A Selkirk College instructor says the idea of unarmed civilian peacekeeping is coming into its own and has worked successfully in several parts of the world. And Randy Janzen says the college is the first post-secondary institution in the world to offer a course in it.
“It is a strategic process where professionals are deployed in areas of violence, and their job is to reduce violence,” he says. “They use specific skills and tactics, and by doing so, not only are there immediate benefits of reducing violence but long-term benefits of changing the game.
“There has been a lot of research to show that it has impacted local communities. They have said, ‘We have learned new conflict resolution skills that don’t involve violence.’ So it is building culture of peace, small-scale and in the long term.”
Janzen, who heads the college’s Mir Centre for Peace, was speaking at a dinner held Thursday evening in Nelson as the wrap-up to the course, which was offered both in person and online, and had both local and international students.
“We hope this is the beginning of a process,” he says, “where in 20 years we have millions of people training in this, like nurses and doctors. This program is a collaboration with Nonviolent Peace Force, and they have paid positions, not just people who have the privilege to volunteer. So maybe our graduates will someday work in a paid positions as peacekeepers.”
One class in the course included members of the Nelson Police Department who acted as police officers in a simulation of a confrontation.
The unarmed civilian peacekeeping class (minus their overseas online classmates) at the dinner on Thursday. They were joined by local MPs Richard Cannings and Wayne Stetski, back row centre. Photo by Bill Metcalfe
Peacekeeping by unarmed civilians is a surprising idea and tends to evoke skepticism. Janzen says people tend to ask two questions. First, is it really effective?

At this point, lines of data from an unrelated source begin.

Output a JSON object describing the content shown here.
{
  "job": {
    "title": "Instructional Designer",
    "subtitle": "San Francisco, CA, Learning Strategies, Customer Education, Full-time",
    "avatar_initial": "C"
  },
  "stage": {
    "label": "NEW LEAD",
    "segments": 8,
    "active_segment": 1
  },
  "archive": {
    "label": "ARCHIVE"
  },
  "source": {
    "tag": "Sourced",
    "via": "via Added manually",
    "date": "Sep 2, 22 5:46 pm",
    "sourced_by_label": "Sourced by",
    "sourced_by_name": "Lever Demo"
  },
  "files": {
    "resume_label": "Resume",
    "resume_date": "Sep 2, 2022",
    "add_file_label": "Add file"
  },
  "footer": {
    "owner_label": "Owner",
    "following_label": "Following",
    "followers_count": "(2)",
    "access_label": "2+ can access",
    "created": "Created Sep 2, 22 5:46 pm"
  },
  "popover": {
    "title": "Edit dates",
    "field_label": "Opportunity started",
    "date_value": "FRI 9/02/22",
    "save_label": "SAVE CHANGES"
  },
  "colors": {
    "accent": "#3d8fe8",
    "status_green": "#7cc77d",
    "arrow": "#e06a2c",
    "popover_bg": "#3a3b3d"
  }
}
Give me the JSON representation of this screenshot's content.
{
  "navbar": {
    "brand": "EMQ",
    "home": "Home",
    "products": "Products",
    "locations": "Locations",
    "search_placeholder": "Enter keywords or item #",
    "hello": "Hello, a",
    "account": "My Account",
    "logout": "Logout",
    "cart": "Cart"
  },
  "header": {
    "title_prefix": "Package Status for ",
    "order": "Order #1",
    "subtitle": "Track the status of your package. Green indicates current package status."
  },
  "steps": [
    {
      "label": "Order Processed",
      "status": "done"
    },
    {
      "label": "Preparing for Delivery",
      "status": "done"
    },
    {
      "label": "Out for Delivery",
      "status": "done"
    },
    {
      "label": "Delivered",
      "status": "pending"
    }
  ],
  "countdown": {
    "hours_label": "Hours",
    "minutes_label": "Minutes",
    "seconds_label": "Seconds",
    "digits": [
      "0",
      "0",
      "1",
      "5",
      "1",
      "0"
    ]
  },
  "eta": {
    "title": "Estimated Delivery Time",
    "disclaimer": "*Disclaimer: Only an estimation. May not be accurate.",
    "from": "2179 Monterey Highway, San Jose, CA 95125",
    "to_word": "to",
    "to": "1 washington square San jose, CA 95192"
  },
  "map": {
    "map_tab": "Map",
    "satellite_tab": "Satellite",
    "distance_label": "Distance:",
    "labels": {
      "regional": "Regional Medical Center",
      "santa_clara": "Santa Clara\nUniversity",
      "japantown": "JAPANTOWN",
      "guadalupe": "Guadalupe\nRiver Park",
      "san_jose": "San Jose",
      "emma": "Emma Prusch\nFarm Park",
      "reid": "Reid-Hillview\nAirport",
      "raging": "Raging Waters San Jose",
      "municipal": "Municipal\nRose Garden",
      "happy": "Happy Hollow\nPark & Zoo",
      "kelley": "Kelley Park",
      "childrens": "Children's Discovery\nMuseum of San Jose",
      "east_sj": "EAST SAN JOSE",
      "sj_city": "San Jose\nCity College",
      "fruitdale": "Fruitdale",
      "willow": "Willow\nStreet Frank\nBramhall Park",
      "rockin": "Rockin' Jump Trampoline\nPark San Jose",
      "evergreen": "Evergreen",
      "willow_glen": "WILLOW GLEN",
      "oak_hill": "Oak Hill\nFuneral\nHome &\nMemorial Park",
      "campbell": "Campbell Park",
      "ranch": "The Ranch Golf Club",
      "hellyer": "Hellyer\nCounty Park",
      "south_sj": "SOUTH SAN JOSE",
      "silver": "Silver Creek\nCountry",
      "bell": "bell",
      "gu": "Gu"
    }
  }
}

“The peacekeepers are not the ones who make change. They are not the ones who topple dictators,” Janzen says. “They are the ones who create space and protection for local activists to do their work, because it is often very dangerous for them. The evidence is convincing that for political change to happen, non-violence works over twice as well. It is strategic, evidence based, and safer than we think.”
The other question is: isn’t it dangerous?
“We at the Mir Centre have done some primary research on unarmed peacekeeping and it can be demonstrated from the data that military peacekeepers are 12 times more likely to die in their role,” Janzen responds. “Because when you come as an unarmed peacekeeper there is something about that, I don’t want to call it magical, it is actually strategic. People are less likely to harm you. It changes the atmosphere when you come and try to work without arms. And the reverberations go far beyond the immediate situation.”
Janzen said he hopes to offer the course again next year.